Они приводят меня в типичный немецкий ресторан, где я дегустирую разные сорта пива. Светлый пильзнер, белый вайсбир, раухбир с дымком. Эрик наблюдает за мной, пока я все пробую и, наконец, рассмешив его, заключаю:
- Лучше «Мау 5 звезд» все равно ничего нет!

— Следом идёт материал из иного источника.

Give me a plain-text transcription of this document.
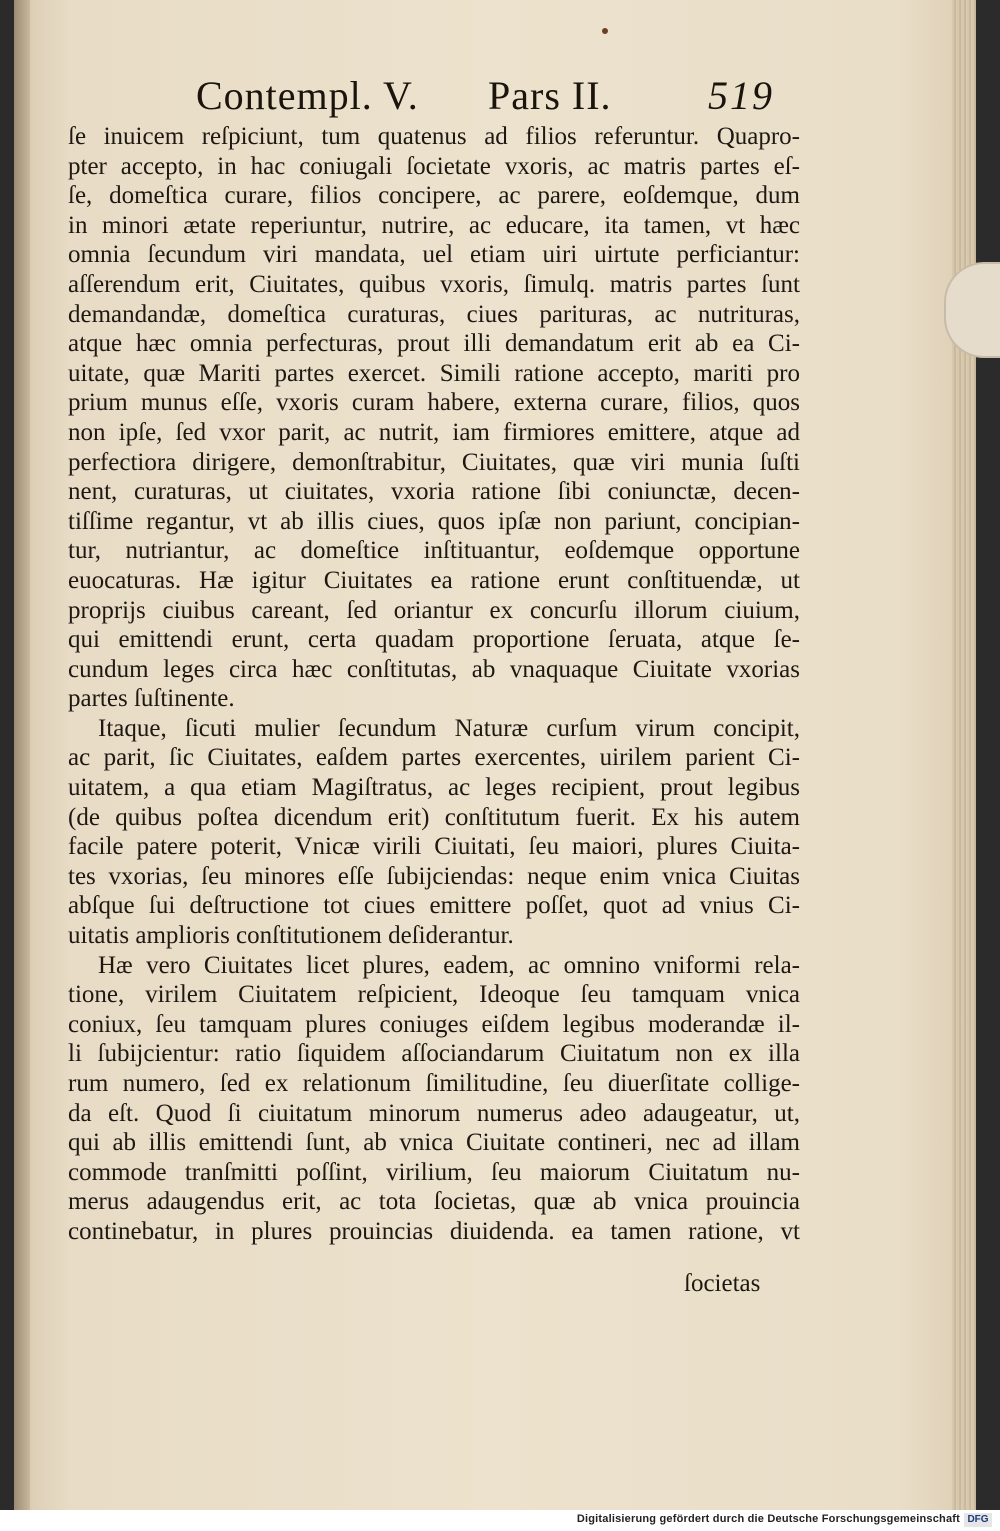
Contempl. V. Pars II. 519
ſe inuicem reſpiciunt, tum quatenus ad filios referuntur. Quapro-
pter accepto, in hac coniugali ſocietate vxoris, ac matris partes eſ-
ſe, domeſtica curare, filios concipere, ac parere, eoſdemque, dum
in minori ætate reperiuntur, nutrire, ac educare, ita tamen, vt hæc
omnia ſecundum viri mandata, uel etiam uiri uirtute perficiantur:
aſſerendum erit, Ciuitates, quibus vxoris, ſimulq. matris partes ſunt
demandandæ, domeſtica curaturas, ciues parituras, ac nutrituras,
atque hæc omnia perfecturas, prout illi demandatum erit ab ea Ci-
uitate, quæ Mariti partes exercet. Simili ratione accepto, mariti pro
prium munus eſſe, vxoris curam habere, externa curare, filios, quos
non ipſe, ſed vxor parit, ac nutrit, iam firmiores emittere, atque ad
perfectiora dirigere, demonſtrabitur, Ciuitates, quæ viri munia ſuſti
nent, curaturas, ut ciuitates, vxoria ratione ſibi coniunctæ, decen-
tiſſime regantur, vt ab illis ciues, quos ipſæ non pariunt, concipian-
tur, nutriantur, ac domeſtice inſtituantur, eoſdemque opportune
euocaturas. Hæ igitur Ciuitates ea ratione erunt conſtituendæ, ut
proprijs ciuibus careant, ſed oriantur ex concurſu illorum ciuium,
qui emittendi erunt, certa quadam proportione ſeruata, atque ſe-
cundum leges circa hæc conſtitutas, ab vnaquaque Ciuitate vxorias
partes ſuſtinente.
Itaque, ſicuti mulier ſecundum Naturæ curſum virum concipit,
ac parit, ſic Ciuitates, eaſdem partes exercentes, uirilem parient Ci-
uitatem, a qua etiam Magiſtratus, ac leges recipient, prout legibus
(de quibus poſtea dicendum erit) conſtitutum fuerit. Ex his autem
facile patere poterit, Vnicæ virili Ciuitati, ſeu maiori, plures Ciuita-
tes vxorias, ſeu minores eſſe ſubijciendas: neque enim vnica Ciuitas
abſque ſui deſtructione tot ciues emittere poſſet, quot ad vnius Ci-
uitatis amplioris conſtitutionem deſiderantur.
Hæ vero Ciuitates licet plures, eadem, ac omnino vniformi rela-
tione, virilem Ciuitatem reſpicient, Ideoque ſeu tamquam vnica
coniux, ſeu tamquam plures coniuges eiſdem legibus moderandæ il-
li ſubijcientur: ratio ſiquidem aſſociandarum Ciuitatum non ex illa
rum numero, ſed ex relationum ſimilitudine, ſeu diuerſitate collige-
da eſt. Quod ſi ciuitatum minorum numerus adeo adaugeatur, ut,
qui ab illis emittendi ſunt, ab vnica Ciuitate contineri, nec ad illam
commode tranſmitti poſſint, virilium, ſeu maiorum Ciuitatum nu-
merus adaugendus erit, ac tota ſocietas, quæ ab vnica prouincia
continebatur, in plures prouincias diuidenda. ea tamen ratione, vt
ſocietas
Digitalisierung gefördert durch die Deutsche Forschungsgemeinschaft DFG
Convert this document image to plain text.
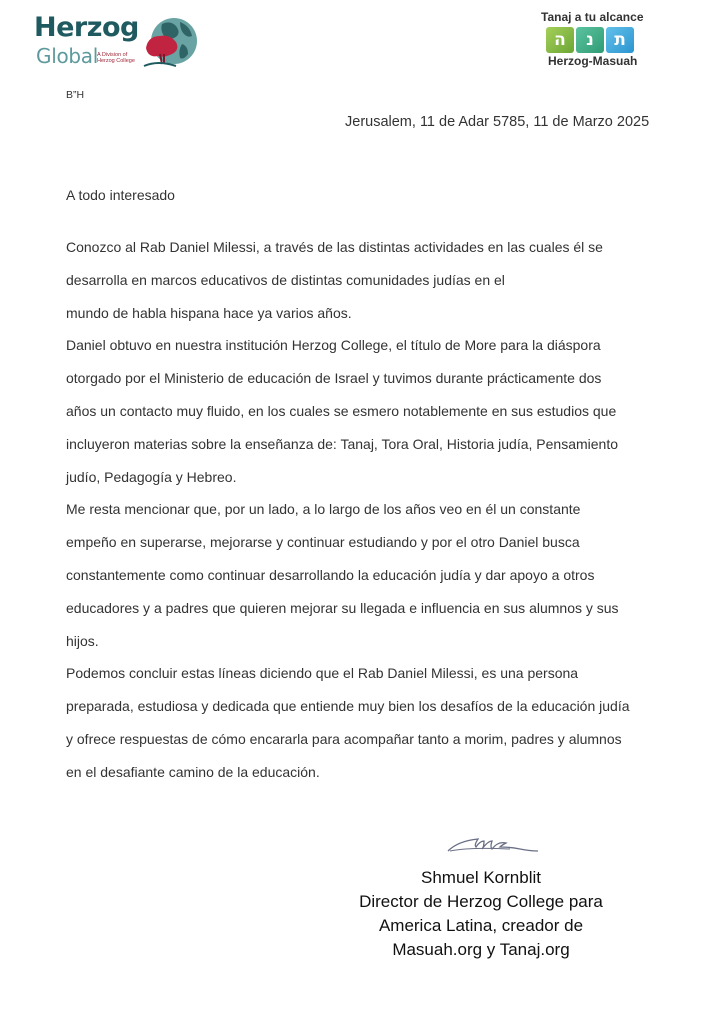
Herzog
Global A Division of
Herzog College
Tanaj a tu alcance
ה	נ	ת
Herzog-Masuah
B”H
Jerusalem, 11 de Adar 5785, 11 de Marzo 2025
A todo interesado
Conozco al Rab Daniel Milessi, a través de las distintas actividades en las cuales él se
desarrolla en marcos educativos de distintas comunidades judías en el
mundo de habla hispana hace ya varios años.
Daniel obtuvo en nuestra institución Herzog College, el título de More para la diáspora
otorgado por el Ministerio de educación de Israel y tuvimos durante prácticamente dos
años un contacto muy fluido, en los cuales se esmero notablemente en sus estudios que
incluyeron materias sobre la enseñanza de: Tanaj, Tora Oral, Historia judía, Pensamiento
judío, Pedagogía y Hebreo.
Me resta mencionar que, por un lado, a lo largo de los años veo en él un constante
empeño en superarse, mejorarse y continuar estudiando y por el otro Daniel busca
constantemente como continuar desarrollando la educación judía y dar apoyo a otros
educadores y a padres que quieren mejorar su llegada e influencia en sus alumnos y sus
hijos.
Podemos concluir estas líneas diciendo que el Rab Daniel Milessi, es una persona
preparada, estudiosa y dedicada que entiende muy bien los desafíos de la educación judía
y ofrece respuestas de cómo encararla para acompañar tanto a morim, padres y alumnos
en el desafiante camino de la educación.
Shmuel Kornblit
Director de Herzog College para
America Latina, creador de
Masuah.org y Tanaj.org
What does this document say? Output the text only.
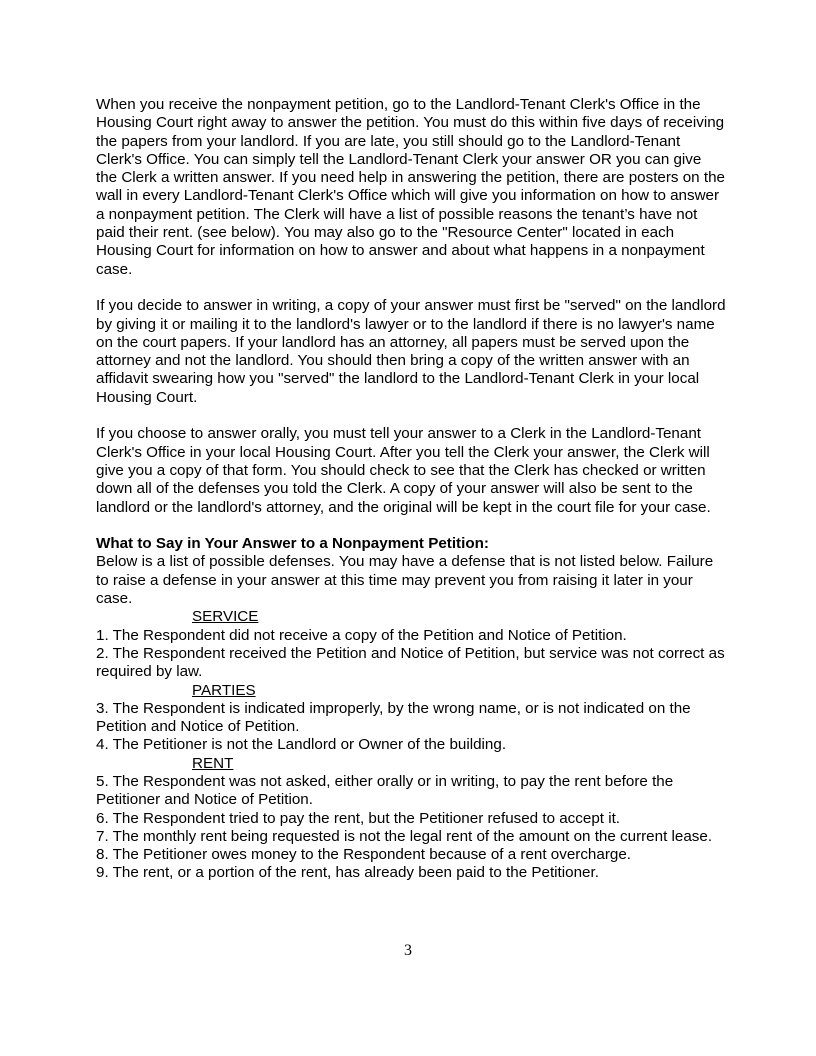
When you receive the nonpayment petition, go to the Landlord-Tenant Clerk's Office in the Housing Court right away to answer the petition. You must do this within five days of receiving the papers from your landlord. If you are late, you still should go to the Landlord-Tenant Clerk's Office. You can simply tell the Landlord-Tenant Clerk your answer OR you can give the Clerk a written answer. If you need help in answering the petition, there are posters on the wall in every Landlord-Tenant Clerk's Office which will give you information on how to answer a nonpayment petition. The Clerk will have a list of possible reasons the tenant’s have not paid their rent. (see below). You may also go to the "Resource Center" located in each Housing Court for information on how to answer and about what happens in a nonpayment case.

If you decide to answer in writing, a copy of your answer must first be "served" on the landlord by giving it or mailing it to the landlord's lawyer or to the landlord if there is no lawyer's name on the court papers. If your landlord has an attorney, all papers must be served upon the attorney and not the landlord. You should then bring a copy of the written answer with an affidavit swearing how you "served" the landlord to the Landlord-Tenant Clerk in your local Housing Court.

If you choose to answer orally, you must tell your answer to a Clerk in the Landlord-Tenant Clerk's Office in your local Housing Court. After you tell the Clerk your answer, the Clerk will give you a copy of that form. You should check to see that the Clerk has checked or written down all of the defenses you told the Clerk. A copy of your answer will also be sent to the landlord or the landlord's attorney, and the original will be kept in the court file for your case.

What to Say in Your Answer to a Nonpayment Petition:

Below is a list of possible defenses. You may have a defense that is not listed below. Failure to raise a defense in your answer at this time may prevent you from raising it later in your case.

SERVICE

1. The Respondent did not receive a copy of the Petition and Notice of Petition.

2. The Respondent received the Petition and Notice of Petition, but service was not correct as required by law.

PARTIES

3. The Respondent is indicated improperly, by the wrong name, or is not indicated on the Petition and Notice of Petition.

4. The Petitioner is not the Landlord or Owner of the building.

RENT

5. The Respondent was not asked, either orally or in writing, to pay the rent before the Petitioner and Notice of Petition.

6. The Respondent tried to pay the rent, but the Petitioner refused to accept it.

7. The monthly rent being requested is not the legal rent of the amount on the current lease.

8. The Petitioner owes money to the Respondent because of a rent overcharge.

9. The rent, or a portion of the rent, has already been paid to the Petitioner.

3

Основу блюд немецкой кухни составляет мука. Ее используют для приготовления абсолютно всего. Это мне объясняет Эрик, пока я поглощаю вайсвурст или белую баварскую колбасу. Она делается из рубленой телятины, специй и свиного сала. Я вот-вот лопну! Флин, обрадованный вниманием, которое уделяем ему мы с его дядей, откусывает соленый кренделек в форме восьмерки под названием бренц. Мы с ним излучаем прекрасное настроение, и Эрик просто этим наслаждается. Через довольно продолжительное время нам начинают приносить наш заказ. Хотя немцы едят медленно, я голодна, как волк, и прошу передать мне редиску, нарезанную кружочками и посыпанную солью. Мне говорят, что это блюдо называется «ради». Затем нам приносят обацду, это закуска, приготовленная из камамбера, сливочного масла, репчатого лука и сладкой паприки. А на десерт мы заказываем гермкнедль – умопомрачительно вкусную булочку с начинкой из сливового повидла и тестом из муки, сахара, дрожжей и горячего молока, посыпанную маком и сахарной пудрой. Скажем честно, очень легкая пища.
Возвратившись ночью домой, мы валимся с ног от усталости. Мы стоптали пешком чугунные сапоги. Флин падает в кровать и тут же засыпает, а мы с Эриком устраиваемся на диване в столовой и смотрим кино, и тут я предлагаю нам искупаться в бассейне. Эрик, не открывая глаз, отказывается.